On Mon, Oct 24, 2011 at 10:10:13PM -1000, david
wrote:
Jeremy Jongepier wrote:
On 10/24/2011 07:23 PM, Alessandro Preziosi
(licnep) wrote:
> Does anybody have any idea for a device
> (smartphone/tablet/netbook/mini-pc...) that could run jackd and thus be used
> as an effects processor or synth module?
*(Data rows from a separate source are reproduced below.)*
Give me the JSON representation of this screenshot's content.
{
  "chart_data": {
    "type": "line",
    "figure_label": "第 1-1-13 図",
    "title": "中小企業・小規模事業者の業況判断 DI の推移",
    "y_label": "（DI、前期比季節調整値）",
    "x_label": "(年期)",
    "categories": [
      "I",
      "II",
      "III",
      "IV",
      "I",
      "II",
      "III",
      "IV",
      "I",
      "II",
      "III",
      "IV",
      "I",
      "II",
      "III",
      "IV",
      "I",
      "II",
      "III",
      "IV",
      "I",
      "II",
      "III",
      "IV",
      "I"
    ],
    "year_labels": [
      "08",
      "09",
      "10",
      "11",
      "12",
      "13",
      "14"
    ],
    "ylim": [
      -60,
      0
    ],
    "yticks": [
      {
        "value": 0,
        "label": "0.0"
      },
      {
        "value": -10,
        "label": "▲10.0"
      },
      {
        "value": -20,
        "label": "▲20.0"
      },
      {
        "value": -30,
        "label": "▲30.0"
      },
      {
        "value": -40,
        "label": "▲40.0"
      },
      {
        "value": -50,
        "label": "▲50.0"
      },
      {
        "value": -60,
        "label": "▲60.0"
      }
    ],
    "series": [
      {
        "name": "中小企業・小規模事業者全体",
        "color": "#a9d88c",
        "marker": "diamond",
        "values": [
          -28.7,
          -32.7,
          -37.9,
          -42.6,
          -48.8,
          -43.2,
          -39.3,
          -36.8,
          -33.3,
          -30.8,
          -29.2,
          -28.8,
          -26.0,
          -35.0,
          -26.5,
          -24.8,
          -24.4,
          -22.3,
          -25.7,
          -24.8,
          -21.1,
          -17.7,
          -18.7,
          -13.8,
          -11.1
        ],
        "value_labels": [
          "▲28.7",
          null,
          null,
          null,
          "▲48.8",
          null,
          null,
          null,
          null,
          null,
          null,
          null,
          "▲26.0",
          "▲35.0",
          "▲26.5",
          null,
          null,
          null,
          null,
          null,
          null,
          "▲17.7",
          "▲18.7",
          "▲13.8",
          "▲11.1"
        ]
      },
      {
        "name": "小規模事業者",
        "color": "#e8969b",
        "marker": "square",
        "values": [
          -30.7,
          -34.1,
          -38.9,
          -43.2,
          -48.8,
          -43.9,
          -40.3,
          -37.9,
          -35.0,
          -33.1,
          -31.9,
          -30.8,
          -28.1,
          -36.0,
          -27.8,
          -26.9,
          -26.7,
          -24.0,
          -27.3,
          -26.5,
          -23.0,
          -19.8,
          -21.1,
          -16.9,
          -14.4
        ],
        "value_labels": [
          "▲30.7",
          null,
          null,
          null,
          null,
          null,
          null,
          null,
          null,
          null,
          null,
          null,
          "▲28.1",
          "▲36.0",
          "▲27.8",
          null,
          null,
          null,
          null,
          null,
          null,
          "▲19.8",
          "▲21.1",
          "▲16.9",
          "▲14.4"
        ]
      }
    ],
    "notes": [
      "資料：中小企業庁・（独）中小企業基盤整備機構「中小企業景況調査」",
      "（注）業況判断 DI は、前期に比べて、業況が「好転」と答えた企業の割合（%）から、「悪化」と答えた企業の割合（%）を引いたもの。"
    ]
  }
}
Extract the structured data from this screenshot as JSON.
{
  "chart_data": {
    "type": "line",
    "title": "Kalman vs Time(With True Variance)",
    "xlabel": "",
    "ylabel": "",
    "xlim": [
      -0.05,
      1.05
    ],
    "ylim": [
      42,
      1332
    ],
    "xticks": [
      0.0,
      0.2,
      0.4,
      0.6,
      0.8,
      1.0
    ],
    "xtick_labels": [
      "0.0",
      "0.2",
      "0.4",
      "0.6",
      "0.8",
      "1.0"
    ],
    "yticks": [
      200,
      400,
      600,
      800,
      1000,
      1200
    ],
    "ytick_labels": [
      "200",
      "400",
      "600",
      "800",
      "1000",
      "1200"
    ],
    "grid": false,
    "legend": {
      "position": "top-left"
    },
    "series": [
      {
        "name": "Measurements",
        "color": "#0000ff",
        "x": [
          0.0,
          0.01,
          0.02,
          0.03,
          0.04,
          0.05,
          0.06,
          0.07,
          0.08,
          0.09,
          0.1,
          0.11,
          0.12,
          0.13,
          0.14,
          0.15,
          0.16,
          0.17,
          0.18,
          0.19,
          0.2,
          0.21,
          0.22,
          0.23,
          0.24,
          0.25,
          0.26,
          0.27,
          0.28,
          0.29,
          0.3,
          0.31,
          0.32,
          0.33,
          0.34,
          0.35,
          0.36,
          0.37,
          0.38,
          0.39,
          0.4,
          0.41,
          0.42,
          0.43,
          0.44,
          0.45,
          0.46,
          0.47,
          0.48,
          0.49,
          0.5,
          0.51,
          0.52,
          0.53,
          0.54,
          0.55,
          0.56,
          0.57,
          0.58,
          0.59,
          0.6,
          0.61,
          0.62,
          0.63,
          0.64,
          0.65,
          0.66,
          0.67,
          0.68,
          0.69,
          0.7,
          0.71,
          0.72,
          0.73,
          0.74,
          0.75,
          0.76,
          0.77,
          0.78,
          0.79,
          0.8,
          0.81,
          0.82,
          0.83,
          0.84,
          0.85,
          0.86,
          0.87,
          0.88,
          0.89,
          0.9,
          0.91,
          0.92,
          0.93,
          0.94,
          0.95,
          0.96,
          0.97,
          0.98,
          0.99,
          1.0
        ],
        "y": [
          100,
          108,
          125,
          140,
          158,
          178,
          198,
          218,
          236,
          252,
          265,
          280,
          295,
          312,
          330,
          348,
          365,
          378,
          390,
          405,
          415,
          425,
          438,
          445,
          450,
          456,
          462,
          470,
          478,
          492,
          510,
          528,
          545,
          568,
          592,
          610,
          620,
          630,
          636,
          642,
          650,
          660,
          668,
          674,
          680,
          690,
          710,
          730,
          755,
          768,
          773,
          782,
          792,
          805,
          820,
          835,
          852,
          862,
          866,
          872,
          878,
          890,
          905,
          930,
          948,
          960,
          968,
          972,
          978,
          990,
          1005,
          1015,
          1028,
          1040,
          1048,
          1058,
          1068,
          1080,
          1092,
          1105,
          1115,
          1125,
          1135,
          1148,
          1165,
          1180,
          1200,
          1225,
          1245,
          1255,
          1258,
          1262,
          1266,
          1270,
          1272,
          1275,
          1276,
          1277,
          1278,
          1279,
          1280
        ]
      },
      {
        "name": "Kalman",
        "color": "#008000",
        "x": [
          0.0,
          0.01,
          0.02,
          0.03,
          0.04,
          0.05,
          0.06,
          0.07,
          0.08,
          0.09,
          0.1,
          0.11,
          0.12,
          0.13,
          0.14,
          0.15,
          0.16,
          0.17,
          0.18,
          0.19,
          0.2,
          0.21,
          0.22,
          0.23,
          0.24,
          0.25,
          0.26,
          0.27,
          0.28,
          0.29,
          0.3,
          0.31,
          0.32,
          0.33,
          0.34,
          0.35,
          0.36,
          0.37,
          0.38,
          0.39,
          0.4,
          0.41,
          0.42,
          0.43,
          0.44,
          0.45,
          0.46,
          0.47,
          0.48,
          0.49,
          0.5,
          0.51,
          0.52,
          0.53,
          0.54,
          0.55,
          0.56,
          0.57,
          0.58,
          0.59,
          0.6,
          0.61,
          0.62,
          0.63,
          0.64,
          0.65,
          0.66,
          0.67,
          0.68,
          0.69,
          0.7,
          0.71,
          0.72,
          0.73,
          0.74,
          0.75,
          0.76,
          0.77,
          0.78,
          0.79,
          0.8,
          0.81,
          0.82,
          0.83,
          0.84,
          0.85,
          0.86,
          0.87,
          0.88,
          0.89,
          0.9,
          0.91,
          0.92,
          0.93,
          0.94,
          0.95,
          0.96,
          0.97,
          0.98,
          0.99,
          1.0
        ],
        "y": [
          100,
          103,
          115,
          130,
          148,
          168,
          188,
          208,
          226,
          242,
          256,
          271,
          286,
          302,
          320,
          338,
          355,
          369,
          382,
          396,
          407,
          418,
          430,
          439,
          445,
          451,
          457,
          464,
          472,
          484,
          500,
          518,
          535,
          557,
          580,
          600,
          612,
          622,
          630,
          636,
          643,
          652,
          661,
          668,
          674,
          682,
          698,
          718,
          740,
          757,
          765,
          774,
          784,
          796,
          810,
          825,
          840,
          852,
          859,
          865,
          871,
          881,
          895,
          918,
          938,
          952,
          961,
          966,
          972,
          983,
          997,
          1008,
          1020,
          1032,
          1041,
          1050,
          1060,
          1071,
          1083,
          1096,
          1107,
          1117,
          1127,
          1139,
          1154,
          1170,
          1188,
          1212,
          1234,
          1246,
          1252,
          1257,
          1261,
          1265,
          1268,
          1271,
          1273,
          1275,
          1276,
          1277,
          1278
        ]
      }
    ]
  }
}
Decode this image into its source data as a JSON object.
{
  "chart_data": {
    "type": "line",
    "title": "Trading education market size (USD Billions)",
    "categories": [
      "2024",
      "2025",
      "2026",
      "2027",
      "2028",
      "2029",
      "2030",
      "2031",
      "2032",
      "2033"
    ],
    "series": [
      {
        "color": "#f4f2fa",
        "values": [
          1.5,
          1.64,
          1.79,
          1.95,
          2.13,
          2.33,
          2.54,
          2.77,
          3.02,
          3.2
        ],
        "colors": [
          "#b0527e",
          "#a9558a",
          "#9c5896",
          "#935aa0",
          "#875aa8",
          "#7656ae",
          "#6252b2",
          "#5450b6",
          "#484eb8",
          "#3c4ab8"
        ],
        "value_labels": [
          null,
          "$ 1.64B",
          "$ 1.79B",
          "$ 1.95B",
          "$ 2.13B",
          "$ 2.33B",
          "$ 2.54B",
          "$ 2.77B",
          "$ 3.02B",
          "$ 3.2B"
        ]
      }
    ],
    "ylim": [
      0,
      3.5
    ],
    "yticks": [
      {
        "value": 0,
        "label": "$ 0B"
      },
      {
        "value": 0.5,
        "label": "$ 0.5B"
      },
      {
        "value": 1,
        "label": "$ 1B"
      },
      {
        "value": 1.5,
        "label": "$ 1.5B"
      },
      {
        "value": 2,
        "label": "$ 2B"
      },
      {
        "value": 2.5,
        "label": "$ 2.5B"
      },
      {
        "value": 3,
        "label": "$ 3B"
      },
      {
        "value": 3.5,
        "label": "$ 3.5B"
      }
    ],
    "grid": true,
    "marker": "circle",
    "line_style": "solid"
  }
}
> I really don't know where to look, but the idea intrigues me. It should
> probably be something with a usb port, in order to connect midi stuff or an
> external audio card.
> Any idea?
Hello Alessandro,
A netbook is probably your best bet. I'm using a cheap Packard Bell
myself as a guitar effect unit or as a synth module. Took some time to
set it up but it works remarkably well.
And if you set it up so it's running
either no GUI or a very light
desktop environment, and turn off things like wireless, it should
work reasonably. I believe the person on the list who uses a netbook
for synthesizer uses linxusampler loading a 4GB piano aoundfont on a
2GB netbook without any problems.
That would have been me, I think. I gigged more or less constantly with this for over 2
years.
Circa 2008 era Asus EEE 1000, 1.2Ghz Atom, with SSD drive, 2GB RAM.
I ran, simultaneously, LinuxSampler, several FluidSynth instances, MonoSynth, Beatrix,
several Jack-Rack instances packed with LADSPA stuff, a mixer app, some homegrown daemons
in c and pythin, and some other stuff I can't remember right now. Live. All night
long. This was of course with an Ingo RT kernel.
Worked great. I'd recommend netbooks for Linux audio live performance.
Thanks, Ken, thought it was you. The newer netbooks (my wife's is about
6 months old) runs a dual-core, 1.6GHz Atom.